Morticians say medical schools could do more to source bodies. A more formal arrangement could be made between mortuaries and medical schools. About 100 unclaimed bodies from Mbagathi hospital in Nairobi were buried last year but could have been used for research.
After having a front row seat on health emergencies, Philip Ogola, 46, a former humanitarian worker from Nairobi, wants to donate his body or his organs to science. “You see people appealing for blood, bone marrow, eyes,” he says, but even though the need is dire, there’s often no response to public appeals, except for those made by prominent people. “It made me wonder: why do people only donate when there’s a disaster? As a country, we don’t have a donation culture.”
Medics say the country is also in urgent need of organ donors with a significant number of patients dying each year because they can’t find a match.
Ogola’s family are not pleased with his decision to donate. “Why does he want to do that when he knows our traditions?” asks his mother, Angelina Awinom, his next of kin. “I’ve had so many thoughts since I found out about it. Where would his body be taken and what would be done with it? It has caused me a lot of grief.”
The decision, she said, would be an unwelcome surprise to relatives and friends in their village in Siaya, western Kenya, where burial traditions hold particular importance, and a number of rites call for an intact body. Awinom, a practising Christian, is unsure if she will respect her son’s wishes if the time comes. “Even if I do it, it will not be with a willing heart,” she says.
Ogola is due to have a cornea transplant at Lions SightFirst Eye hospital, a private facility in the city. About 1,000 people are on the waiting list.
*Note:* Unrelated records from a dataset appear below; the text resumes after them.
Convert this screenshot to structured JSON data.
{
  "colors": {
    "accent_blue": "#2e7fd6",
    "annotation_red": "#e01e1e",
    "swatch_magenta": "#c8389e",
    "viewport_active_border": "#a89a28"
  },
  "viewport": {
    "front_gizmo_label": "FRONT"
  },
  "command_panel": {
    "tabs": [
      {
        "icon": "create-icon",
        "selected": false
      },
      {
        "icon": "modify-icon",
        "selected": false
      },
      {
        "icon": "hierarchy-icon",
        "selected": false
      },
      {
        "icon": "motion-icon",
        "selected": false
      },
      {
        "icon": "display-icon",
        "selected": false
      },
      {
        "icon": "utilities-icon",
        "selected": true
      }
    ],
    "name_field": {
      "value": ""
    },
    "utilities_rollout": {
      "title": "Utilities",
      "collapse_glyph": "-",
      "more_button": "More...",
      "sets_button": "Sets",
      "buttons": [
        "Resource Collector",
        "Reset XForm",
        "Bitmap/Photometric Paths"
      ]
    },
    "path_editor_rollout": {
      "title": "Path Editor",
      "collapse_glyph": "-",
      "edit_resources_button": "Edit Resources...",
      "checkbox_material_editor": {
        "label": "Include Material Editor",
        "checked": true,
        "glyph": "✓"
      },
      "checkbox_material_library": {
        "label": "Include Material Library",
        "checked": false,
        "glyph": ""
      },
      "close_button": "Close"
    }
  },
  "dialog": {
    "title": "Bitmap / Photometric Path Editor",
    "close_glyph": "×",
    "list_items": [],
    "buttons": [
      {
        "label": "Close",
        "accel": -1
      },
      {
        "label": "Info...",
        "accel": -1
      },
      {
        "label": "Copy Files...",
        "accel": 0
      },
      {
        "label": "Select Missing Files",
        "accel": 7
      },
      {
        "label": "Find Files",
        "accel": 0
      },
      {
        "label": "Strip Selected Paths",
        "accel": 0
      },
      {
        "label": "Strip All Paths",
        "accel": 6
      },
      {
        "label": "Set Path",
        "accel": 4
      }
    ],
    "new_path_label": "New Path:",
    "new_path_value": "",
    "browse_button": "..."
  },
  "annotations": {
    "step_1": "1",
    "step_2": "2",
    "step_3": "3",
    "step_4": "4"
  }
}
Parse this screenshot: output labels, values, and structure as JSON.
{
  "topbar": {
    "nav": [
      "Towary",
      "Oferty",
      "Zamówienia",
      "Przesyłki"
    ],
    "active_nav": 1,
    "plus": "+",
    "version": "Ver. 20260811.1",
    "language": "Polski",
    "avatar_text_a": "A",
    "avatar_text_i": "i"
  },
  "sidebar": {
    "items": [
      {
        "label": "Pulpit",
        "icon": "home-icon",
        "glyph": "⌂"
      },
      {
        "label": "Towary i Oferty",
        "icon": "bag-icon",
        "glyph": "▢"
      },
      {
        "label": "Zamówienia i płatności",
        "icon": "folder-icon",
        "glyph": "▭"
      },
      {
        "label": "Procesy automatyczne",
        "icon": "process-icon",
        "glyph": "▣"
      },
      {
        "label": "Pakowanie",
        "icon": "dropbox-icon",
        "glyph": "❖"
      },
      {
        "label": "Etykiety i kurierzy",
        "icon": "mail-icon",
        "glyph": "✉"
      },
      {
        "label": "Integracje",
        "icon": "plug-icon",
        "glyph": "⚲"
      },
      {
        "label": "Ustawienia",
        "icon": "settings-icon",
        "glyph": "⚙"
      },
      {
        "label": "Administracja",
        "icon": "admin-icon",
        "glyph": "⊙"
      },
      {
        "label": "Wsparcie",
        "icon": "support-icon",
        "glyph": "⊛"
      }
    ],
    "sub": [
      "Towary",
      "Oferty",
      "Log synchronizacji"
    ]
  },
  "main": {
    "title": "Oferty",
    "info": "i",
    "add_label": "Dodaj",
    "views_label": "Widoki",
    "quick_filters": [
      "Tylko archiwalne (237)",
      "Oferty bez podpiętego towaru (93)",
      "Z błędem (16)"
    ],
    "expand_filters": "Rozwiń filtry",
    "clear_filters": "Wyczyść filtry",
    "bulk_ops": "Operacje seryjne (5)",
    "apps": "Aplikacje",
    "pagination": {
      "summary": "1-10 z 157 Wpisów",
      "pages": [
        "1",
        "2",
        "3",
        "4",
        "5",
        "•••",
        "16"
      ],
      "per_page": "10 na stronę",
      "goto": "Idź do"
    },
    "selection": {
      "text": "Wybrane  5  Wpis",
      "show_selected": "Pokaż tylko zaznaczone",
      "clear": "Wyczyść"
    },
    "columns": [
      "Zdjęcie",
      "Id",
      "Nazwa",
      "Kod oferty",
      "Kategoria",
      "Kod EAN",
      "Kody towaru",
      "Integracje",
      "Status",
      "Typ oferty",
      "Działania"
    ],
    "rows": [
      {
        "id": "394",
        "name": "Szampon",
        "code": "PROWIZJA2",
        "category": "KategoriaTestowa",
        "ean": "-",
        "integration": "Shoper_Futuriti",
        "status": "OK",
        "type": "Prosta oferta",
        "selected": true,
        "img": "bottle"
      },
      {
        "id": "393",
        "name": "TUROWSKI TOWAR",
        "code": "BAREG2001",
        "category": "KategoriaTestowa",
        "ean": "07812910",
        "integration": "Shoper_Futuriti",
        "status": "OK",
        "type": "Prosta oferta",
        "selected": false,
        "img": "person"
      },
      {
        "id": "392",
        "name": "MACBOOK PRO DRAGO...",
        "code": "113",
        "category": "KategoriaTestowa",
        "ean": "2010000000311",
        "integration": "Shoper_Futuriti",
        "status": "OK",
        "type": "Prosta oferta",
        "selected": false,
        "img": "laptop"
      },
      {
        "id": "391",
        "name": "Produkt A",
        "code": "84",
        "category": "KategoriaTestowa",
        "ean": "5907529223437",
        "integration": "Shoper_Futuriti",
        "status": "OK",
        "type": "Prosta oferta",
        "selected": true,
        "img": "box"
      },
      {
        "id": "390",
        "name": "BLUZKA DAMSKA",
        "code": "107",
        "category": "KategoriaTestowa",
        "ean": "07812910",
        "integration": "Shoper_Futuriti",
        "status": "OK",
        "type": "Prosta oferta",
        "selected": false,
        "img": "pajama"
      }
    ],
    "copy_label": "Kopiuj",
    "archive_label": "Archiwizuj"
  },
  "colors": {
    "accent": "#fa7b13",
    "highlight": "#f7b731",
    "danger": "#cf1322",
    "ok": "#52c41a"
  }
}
The hospital receives an average of 15 cornea donations a month, and now mostly relies on local donations.
Christopher Mwangala, the hospital’s eye bank coordinator, would like Kenya to make organ donation the legal default at death – unless a person opts out – to increase donor numbers and save, or improve, many lives. Similar policies have been adopted in countries across the world, despite some debate on the efficacy of the opt-out system.
“That’s the only way we can get donations,” says Mwangala. “Culture is hard to break.”
Late last year, Kenya launched the Tissue and Transplant Authority – replacing the health ministry’s previous department – to encourage donations through regulations that protect organ donors and recipients. It also aims to make organ transplants – still largely a preserve of the privileged – more accessible.
Poor regulation has allowed room for an illicit trade in organs , which the authority hopes to curb. Officials admit they are “playing catch-up” and have much work to do. “We are coming into an environment where we are regulating what’s already being practised,” says Alfred Obengo, chair of the authority.
Medical students say they are not learning enough about organ donations and transplants. Only about 3% of students felt confident in their knowledge on the subject, and less than 10% were familiar with the country’s transplant laws.
Ogola does not plan to change his mind about donation. “We need to normalise these conversations,” he says. “It’s the only way to end the stigma.”